Trello uses a visual card‑and‑board system that’s perfect for laptop users who think in workflows and stages. Available as a desktop app and through the browser, Trello works across Windows, macOS, and Linux.

Boards represent projects, lists represent stages (e.g., To Do, Doing, Done), and cards represent tasks. You can add checklists, due dates, attachments, labels, and comments to each card. Drag‑and‑drop editing makes it easy to move tasks as they progress, offering a clear at‑a‑glance overview.

For personal task management, many people use Trello boards for areas like Work, Personal, and Learning. Power‑Ups (integrations and add‑ons) allow calendar views, custom fields, and automation via Butler to cut down on manual maintenance.

Trello’s simplicity and flexibility make it excellent for both solo users and teams who prefer a visual planning style. It’s especially effective on laptops with large screens, where you can see entire workflows laid out on a single board.


8. Things 3 – Best macOS‑Exclusive To‑Do App

Things 3 is a premium to‑do app designed exclusively for Apple users, and it’s one of the most polished options for macOS laptops. Its design is minimal, fast, and highly intuitive, fitting seamlessly into the Apple ecosystem.

The app uses an elegant structure: Inbox for quick captures, Today and Upcoming for time‑based views, and Areas for long‑term responsibilities like Work, Personal, or Health.
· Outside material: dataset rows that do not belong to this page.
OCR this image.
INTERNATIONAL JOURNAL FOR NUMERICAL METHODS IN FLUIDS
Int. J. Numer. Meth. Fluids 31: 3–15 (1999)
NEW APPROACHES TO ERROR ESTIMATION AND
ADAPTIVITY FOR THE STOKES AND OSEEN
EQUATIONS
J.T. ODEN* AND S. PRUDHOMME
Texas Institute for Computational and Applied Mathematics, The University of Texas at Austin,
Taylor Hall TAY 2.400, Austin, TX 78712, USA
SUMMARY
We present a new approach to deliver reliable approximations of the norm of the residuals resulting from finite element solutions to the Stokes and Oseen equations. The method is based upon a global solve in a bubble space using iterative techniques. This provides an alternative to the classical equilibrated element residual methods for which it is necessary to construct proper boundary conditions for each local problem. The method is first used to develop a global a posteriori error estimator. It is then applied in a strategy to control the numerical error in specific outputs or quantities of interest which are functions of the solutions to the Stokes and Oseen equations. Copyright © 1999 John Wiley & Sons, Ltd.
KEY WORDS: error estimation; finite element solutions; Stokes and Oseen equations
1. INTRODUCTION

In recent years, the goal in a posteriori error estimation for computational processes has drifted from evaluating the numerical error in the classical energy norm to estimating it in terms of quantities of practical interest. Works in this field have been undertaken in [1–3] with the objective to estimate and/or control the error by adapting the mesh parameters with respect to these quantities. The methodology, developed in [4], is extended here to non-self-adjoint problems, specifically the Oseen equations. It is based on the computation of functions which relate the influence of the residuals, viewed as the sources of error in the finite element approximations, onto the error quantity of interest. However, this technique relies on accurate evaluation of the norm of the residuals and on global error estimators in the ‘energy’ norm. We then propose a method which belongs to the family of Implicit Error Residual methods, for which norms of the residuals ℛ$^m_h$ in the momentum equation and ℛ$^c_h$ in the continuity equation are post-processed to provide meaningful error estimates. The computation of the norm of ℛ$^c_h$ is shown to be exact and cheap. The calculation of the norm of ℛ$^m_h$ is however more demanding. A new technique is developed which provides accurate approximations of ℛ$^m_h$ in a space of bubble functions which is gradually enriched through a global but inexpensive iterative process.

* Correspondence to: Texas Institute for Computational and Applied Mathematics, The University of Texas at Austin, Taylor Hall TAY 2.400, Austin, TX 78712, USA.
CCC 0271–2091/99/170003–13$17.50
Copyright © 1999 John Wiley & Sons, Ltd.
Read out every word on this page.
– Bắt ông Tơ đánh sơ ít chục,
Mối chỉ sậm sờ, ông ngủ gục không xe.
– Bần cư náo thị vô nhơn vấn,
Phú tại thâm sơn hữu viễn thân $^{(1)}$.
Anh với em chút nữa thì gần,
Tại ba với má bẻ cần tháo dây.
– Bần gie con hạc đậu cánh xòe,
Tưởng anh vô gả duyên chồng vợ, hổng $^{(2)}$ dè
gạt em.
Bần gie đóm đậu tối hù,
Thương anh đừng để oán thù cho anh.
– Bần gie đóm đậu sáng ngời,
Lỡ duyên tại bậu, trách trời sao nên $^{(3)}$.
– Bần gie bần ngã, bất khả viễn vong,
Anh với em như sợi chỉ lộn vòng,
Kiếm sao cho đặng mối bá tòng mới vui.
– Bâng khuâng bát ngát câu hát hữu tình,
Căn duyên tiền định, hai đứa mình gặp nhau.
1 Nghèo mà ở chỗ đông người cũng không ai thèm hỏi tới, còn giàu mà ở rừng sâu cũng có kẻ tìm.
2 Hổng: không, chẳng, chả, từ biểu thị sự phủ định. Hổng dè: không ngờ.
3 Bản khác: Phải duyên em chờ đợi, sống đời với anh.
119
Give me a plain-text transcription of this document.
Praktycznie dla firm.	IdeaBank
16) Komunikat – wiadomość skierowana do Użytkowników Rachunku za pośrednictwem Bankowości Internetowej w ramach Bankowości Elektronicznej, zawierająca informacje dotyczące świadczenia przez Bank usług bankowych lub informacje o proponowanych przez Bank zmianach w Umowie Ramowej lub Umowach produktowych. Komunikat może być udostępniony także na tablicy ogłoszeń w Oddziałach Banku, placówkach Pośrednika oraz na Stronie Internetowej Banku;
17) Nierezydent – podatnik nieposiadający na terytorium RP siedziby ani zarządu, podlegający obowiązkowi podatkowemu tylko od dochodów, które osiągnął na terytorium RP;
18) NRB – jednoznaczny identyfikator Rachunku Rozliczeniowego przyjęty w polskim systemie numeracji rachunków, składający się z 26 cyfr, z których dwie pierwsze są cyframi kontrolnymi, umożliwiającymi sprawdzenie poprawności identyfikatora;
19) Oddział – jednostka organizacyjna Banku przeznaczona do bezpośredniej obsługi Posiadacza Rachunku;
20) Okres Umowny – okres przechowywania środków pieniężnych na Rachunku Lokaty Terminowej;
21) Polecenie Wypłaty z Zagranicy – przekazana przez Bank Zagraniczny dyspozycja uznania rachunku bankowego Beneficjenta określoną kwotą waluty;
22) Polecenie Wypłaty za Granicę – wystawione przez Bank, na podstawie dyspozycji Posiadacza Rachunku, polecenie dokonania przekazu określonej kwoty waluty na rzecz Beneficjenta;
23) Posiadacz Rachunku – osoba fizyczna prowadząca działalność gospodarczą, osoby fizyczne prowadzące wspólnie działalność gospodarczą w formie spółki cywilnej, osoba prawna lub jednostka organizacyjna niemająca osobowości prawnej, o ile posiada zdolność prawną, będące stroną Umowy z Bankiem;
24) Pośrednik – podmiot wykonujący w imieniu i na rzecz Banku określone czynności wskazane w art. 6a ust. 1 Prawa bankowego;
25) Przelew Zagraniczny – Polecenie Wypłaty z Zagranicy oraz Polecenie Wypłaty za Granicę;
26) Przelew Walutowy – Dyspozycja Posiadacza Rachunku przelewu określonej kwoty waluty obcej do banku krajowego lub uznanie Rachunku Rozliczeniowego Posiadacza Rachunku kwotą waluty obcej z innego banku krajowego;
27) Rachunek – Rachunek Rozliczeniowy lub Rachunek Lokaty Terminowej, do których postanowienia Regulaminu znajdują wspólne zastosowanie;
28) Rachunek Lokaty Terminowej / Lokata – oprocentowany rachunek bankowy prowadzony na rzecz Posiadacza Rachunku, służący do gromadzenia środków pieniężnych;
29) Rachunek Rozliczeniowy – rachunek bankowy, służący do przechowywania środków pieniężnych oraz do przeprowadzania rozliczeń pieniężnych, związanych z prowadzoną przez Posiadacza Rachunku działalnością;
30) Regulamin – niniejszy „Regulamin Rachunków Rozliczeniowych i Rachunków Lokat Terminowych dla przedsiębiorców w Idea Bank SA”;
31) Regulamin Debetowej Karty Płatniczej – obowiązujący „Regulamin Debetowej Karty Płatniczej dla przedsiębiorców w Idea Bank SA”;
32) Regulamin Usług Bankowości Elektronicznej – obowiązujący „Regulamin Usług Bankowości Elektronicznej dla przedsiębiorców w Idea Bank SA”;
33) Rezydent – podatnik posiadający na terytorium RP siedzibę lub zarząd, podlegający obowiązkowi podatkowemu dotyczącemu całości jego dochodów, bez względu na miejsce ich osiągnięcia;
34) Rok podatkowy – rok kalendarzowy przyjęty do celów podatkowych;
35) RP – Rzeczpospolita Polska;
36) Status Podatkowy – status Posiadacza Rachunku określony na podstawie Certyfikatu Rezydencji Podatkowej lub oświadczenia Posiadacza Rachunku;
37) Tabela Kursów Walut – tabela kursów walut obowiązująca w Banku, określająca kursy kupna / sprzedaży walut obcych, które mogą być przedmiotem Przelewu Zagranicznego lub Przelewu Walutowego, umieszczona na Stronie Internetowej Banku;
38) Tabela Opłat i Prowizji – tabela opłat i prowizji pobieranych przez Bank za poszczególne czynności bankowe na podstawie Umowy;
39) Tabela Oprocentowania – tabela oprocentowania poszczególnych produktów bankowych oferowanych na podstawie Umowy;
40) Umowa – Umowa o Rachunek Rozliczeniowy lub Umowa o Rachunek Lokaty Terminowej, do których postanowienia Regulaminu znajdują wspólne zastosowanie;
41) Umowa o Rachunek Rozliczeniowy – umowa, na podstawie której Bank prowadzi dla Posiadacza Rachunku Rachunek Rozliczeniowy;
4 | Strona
Projects and headings let you divide bigger goals into stages, while checklists keep smaller tasks organized.

Features like natural language date input, keyboard shortcuts, and deep integration with macOS (including Shortcuts and widgets) make Things exceptionally efficient on a laptop. It encourages a calm, focused approach by hiding unnecessary clutter and surfacing only what’s important now.

Things 3 is a one‑time purchase rather than a subscription, appealing to users who prefer to own their software outright and value design, performance, and a thoughtful task‑management philosophy.


9. ClickUp – Best for Customizable Productivity Systems

ClickUp is a powerful all‑in‑one productivity platform aimed at both individuals and teams who want to centralize tasks, docs, goals, and more. Its desktop apps and web interface work well on laptops, though it’s more robust than a simple checklist app.

You can structure your workspace using Spaces, Folders, Lists, and tasks with custom fields. Views include list, board, calendar, Gantt, and more, allowing you to design a personal productivity system that matches your style. You can even create personal dashboards to track tasks, goals, and time in one place.

Automation rules (like assigning tasks based on status changes), built‑in docs, whiteboards, and chat make ClickUp particularly attractive to freelancers and remote workers who manage multiple clients or projects. For laptop users, its rich keyboard shortcuts and quick command palette speed up navigation.

While its depth can be overwhelming initially, ClickUp’s generous free plan and extensive templates help you get started quickly and expand your setup as your organizational needs grow.


10. Any.do – Best Minimal App with Strong Cross‑Device Sync

Any.do focuses on simplicity and cross‑device consistency, making it an excellent choice for users who frequently switch between laptop and mobile. It offers desktop apps, a web version, and browser extensions, so your tasks are always close at hand.

Core features include task lists, subtasks, reminders, recurring tasks, and attachments. The “Plan My Day” feature helps you schedule tasks into specific time slots, transforming a long list into a realistic daily agenda. Tasks can be organized into personal and work lists, with color coding to differentiate areas of life.

Any.do integrates with Google Calendar, Outlook, and Apple Calendar to show tasks alongside events. Voice entry, email‑to‑task capture, and smart reminders (like location‑based prompts on mobile) further streamline your workflow.

For laptop users who want a clean interface without sacrificing essential features, Any.do hits a sweet spot between minimalist design and enough structure to stay organized in 2025.